Complexity/reading level: 2/5 –

Audience: Adult


This is one of the worst books I have ever read or listened to. Storytel described it as a page-turner, a thriller about murder and witches. It is true that the story draws the listener in and that the narrative has a rather good pace.

However, the story is flawed in more ways than one. The most absurd element is the description of the congregation in the town where the action takes place. Alright, I know that not every writer needs to know everything about religion. But Helen Fields is an educated woman who actually lived (or still lives) in Britain. She studied law “at the University of East Anglia, then went on to the Inns of Court School of Law in London. She joined chambers in Middle Temple where she practised criminal and family law” (via HarperCollinsCanada). It takes one visit to the Scottish isles to find out that there are at least three types of churches in a given island, such as the Isle of Skye or the Isle of Mull, where the story is located. A tourist would notice that on the first visit. It takes one visit to Google Maps to find out that the main church on the Isle of Mull is the Church of Scotland, with three churches. The Church of Scotland, according to the Wikipedia, is the national church in Scotland and, as far as the Christian religion is concerned, is a Calvinist Presbyterian church. Women have been ordained in this church since 1968. It does not require a PhD to check that information. Otherwise, the Isle of Mull has one Episcopal Scottish church, a small catholic parish and one Orthodox Monastery of All Celtic Saints. As much as it is not necessary to recreate the real setting, it is completely absurd to describe the entire population of a town in Scotland strolling down to a catholic church on a Sunday to listen in tears to a slightly mad priest condemning a large group of women. I find it tragic that this level of research and prejudice can obtain so much praise and so many high ratings. After hundreds of years of reformation, Helen Fields decided to overlook all of the positive sides of the Christian community in Scotland and focused instead on the worst stereotypes attributed to the Catholic faith and practice. I will not defend any of these churches here, I was only shocked at the image the author must have of her readers. At this point I knew I was not her target. I could see the nuance that the author did not consider important, for whatever reason. It appears that this contorted image found its audience.
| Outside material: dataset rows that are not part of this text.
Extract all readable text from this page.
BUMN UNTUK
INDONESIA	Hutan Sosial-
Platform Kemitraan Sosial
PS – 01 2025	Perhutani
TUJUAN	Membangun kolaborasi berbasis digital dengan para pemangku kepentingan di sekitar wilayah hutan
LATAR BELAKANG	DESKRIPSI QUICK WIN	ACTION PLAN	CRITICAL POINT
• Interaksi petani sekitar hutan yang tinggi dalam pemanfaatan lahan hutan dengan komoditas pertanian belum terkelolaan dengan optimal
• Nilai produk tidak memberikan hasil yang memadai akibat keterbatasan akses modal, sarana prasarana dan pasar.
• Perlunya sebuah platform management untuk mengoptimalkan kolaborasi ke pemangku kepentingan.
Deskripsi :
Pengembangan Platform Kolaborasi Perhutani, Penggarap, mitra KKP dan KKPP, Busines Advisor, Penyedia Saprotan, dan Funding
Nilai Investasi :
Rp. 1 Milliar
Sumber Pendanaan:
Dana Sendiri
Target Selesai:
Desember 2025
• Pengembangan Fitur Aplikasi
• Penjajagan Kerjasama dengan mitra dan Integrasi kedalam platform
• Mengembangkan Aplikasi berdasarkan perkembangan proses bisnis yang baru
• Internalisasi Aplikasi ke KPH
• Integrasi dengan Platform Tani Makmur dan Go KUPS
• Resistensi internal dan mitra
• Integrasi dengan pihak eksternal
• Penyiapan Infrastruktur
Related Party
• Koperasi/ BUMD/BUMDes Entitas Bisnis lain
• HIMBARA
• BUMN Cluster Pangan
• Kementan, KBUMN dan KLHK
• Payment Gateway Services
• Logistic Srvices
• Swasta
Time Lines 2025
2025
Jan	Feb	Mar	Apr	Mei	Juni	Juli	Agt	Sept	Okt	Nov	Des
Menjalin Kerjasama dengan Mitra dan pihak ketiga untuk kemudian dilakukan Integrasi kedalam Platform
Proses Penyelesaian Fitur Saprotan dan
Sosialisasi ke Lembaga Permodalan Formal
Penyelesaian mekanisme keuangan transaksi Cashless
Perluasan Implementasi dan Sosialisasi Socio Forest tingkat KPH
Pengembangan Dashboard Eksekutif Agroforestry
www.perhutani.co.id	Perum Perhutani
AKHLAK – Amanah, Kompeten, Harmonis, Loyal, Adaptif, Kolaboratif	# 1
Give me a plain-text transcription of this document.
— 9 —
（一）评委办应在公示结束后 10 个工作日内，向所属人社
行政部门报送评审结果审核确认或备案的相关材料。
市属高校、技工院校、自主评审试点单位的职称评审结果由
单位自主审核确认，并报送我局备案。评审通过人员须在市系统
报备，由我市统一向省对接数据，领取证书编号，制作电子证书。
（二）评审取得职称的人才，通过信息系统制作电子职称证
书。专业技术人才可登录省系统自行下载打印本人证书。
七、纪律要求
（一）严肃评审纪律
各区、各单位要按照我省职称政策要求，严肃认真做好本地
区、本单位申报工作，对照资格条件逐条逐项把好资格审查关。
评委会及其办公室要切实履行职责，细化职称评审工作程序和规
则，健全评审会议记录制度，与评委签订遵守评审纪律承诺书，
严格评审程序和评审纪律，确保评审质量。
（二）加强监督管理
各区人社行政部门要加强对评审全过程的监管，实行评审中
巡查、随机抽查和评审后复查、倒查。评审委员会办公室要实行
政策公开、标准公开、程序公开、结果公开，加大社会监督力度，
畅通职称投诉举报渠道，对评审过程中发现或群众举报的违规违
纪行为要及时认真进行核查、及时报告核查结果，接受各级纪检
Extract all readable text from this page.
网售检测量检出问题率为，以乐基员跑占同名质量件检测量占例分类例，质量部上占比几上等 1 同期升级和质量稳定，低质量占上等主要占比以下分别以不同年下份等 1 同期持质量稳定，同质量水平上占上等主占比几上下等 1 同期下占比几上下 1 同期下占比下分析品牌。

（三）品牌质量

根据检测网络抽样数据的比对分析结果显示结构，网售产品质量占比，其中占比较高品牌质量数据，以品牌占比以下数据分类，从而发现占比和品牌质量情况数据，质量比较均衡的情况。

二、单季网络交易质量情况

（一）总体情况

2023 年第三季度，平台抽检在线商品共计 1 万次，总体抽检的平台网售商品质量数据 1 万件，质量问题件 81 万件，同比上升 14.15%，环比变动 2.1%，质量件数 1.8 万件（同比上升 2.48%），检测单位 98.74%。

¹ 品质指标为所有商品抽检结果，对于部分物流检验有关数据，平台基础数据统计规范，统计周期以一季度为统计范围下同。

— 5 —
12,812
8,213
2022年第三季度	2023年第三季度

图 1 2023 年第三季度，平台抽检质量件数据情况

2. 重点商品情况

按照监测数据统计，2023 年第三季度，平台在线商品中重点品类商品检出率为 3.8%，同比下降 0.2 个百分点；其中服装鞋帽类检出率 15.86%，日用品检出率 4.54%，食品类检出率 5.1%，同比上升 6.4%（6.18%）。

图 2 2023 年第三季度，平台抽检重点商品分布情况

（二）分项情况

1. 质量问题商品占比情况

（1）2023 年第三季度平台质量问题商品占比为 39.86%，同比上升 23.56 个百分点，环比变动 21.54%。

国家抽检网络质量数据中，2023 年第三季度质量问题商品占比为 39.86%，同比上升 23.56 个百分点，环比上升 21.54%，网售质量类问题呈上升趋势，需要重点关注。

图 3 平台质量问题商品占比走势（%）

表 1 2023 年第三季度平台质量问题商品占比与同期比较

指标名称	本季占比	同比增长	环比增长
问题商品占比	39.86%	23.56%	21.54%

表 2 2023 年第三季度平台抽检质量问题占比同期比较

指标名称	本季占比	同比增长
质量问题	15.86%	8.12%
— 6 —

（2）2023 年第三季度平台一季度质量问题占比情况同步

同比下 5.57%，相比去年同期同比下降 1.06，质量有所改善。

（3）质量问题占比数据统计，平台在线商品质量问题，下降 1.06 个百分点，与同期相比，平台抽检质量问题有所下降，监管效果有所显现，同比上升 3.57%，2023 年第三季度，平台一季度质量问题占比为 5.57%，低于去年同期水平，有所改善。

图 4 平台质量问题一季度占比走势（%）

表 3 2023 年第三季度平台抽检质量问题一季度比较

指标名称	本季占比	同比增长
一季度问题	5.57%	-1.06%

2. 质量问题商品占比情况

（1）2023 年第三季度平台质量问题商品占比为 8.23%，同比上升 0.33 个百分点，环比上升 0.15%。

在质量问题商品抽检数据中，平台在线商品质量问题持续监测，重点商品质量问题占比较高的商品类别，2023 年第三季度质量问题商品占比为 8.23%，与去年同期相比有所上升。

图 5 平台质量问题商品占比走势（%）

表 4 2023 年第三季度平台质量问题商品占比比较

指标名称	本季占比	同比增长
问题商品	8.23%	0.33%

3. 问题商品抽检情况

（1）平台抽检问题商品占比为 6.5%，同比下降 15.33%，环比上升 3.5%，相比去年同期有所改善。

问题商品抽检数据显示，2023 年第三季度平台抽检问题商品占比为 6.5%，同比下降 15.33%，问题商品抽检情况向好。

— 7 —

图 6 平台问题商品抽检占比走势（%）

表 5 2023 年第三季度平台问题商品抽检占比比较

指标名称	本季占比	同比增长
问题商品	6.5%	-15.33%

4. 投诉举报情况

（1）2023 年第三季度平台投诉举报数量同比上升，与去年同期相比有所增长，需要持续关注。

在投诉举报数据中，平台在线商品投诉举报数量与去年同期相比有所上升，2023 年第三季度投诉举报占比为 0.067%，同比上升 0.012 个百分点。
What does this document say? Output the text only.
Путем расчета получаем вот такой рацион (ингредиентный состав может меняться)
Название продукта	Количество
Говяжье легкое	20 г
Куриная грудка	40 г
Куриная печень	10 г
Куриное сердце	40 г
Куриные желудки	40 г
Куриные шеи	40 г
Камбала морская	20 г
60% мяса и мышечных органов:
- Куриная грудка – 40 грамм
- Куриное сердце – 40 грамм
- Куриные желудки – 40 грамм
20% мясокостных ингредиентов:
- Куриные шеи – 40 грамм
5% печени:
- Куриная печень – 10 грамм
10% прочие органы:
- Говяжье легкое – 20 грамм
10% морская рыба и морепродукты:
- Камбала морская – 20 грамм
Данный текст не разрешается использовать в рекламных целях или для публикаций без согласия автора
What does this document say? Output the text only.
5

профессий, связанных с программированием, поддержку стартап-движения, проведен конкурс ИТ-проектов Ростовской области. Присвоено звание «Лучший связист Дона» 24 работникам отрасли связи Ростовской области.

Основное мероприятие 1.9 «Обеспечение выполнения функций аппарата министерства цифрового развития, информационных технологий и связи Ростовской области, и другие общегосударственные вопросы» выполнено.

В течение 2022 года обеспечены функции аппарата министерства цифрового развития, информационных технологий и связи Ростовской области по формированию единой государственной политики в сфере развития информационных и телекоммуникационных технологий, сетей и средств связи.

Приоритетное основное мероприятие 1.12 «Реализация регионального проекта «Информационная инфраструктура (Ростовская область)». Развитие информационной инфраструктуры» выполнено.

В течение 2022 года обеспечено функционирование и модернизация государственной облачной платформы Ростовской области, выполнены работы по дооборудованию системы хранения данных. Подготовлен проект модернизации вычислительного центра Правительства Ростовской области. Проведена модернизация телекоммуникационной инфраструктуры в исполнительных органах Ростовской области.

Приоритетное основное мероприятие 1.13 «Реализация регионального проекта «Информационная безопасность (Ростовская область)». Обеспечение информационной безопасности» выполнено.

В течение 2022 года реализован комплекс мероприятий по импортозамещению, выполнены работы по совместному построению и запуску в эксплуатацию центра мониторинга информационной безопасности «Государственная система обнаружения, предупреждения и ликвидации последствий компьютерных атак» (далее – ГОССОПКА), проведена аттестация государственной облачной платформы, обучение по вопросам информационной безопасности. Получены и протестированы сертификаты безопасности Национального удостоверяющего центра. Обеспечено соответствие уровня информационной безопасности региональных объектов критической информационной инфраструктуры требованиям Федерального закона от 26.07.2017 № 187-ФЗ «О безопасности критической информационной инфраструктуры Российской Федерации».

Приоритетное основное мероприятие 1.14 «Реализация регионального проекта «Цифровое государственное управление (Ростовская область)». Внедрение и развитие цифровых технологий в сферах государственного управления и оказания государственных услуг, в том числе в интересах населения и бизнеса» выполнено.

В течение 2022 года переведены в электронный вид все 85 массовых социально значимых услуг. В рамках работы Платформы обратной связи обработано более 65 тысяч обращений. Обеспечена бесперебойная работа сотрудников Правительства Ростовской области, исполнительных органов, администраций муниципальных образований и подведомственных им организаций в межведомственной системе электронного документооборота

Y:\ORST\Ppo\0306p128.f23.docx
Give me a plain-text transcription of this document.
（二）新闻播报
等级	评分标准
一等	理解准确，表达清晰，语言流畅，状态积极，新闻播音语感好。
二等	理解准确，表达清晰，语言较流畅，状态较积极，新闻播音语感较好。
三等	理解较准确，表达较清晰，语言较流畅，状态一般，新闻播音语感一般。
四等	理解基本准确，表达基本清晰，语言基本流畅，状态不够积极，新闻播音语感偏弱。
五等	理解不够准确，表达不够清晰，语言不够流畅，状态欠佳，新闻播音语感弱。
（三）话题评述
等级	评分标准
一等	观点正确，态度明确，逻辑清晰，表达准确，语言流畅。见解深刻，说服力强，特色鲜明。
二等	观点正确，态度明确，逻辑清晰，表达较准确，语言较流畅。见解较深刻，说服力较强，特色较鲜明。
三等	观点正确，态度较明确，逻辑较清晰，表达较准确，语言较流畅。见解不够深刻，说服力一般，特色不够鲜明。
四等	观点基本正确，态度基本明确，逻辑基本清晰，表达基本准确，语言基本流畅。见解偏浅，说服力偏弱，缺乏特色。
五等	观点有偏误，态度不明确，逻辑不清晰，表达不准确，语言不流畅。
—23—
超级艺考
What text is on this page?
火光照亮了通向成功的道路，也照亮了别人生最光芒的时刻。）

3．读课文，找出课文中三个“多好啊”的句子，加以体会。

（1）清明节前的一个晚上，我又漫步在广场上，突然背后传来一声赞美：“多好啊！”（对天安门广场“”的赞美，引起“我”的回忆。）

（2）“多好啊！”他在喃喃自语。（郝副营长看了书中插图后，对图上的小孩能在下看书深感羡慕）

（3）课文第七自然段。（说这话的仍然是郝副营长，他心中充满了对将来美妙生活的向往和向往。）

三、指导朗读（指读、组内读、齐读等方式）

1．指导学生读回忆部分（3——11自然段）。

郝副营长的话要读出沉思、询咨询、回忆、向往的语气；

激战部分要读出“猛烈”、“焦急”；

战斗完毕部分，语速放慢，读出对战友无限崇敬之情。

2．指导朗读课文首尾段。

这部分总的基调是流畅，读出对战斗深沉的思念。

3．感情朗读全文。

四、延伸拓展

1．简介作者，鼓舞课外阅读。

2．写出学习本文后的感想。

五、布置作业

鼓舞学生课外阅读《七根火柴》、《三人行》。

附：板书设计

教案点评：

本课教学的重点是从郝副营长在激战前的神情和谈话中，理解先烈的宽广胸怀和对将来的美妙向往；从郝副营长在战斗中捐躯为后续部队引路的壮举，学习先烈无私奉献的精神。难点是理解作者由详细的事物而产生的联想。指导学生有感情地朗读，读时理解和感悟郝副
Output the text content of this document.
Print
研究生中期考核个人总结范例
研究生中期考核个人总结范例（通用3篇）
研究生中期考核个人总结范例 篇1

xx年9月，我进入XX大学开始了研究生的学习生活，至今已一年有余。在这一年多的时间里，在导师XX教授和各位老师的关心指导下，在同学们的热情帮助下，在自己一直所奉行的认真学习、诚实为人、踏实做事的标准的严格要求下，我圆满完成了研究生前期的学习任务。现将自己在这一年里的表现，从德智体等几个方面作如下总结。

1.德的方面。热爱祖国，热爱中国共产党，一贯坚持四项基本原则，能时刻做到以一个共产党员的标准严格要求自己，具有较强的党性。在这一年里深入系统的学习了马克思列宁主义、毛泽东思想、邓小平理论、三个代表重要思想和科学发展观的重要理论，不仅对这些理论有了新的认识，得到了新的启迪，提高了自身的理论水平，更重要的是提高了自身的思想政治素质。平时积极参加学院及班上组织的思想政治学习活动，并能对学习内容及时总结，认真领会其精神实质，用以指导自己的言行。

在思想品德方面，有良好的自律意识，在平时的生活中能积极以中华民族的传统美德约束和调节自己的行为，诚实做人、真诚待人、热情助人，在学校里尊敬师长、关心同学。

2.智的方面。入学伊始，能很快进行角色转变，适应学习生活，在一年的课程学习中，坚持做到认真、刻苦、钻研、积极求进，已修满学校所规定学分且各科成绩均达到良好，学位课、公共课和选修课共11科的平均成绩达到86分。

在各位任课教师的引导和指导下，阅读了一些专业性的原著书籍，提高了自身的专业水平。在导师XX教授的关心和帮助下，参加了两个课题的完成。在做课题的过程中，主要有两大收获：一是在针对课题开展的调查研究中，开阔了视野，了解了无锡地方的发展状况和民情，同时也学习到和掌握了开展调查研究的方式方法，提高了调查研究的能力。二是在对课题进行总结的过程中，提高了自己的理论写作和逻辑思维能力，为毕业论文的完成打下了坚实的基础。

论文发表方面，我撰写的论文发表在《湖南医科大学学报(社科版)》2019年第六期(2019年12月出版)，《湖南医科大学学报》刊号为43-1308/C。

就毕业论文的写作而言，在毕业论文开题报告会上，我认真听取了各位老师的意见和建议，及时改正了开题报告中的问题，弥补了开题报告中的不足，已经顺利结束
The second moment of revulsion I experienced during the scene where the main character is arrested. The inadequacy of the character’s internal dialogue showed me a place where there is no hope or sense in life, law, society, culture, human nature, anywhere. One can play for time but it would not help. The feeling of hopelessness and madness creeps up on the reader. Before that, there is the ugly near-death experience where the character is concentrating on everything – but not on herself. The emptiness of spirit is so profound that I believe this novel could actually make someone’s depression worse. The book left me feeling cheated, scandalized, made fun of, intellectually abused. These were some of the reasons which made me stop watching movies. I will probably never read a novel by Helen Fields again.

The cover is actually pretty good for a crime novel.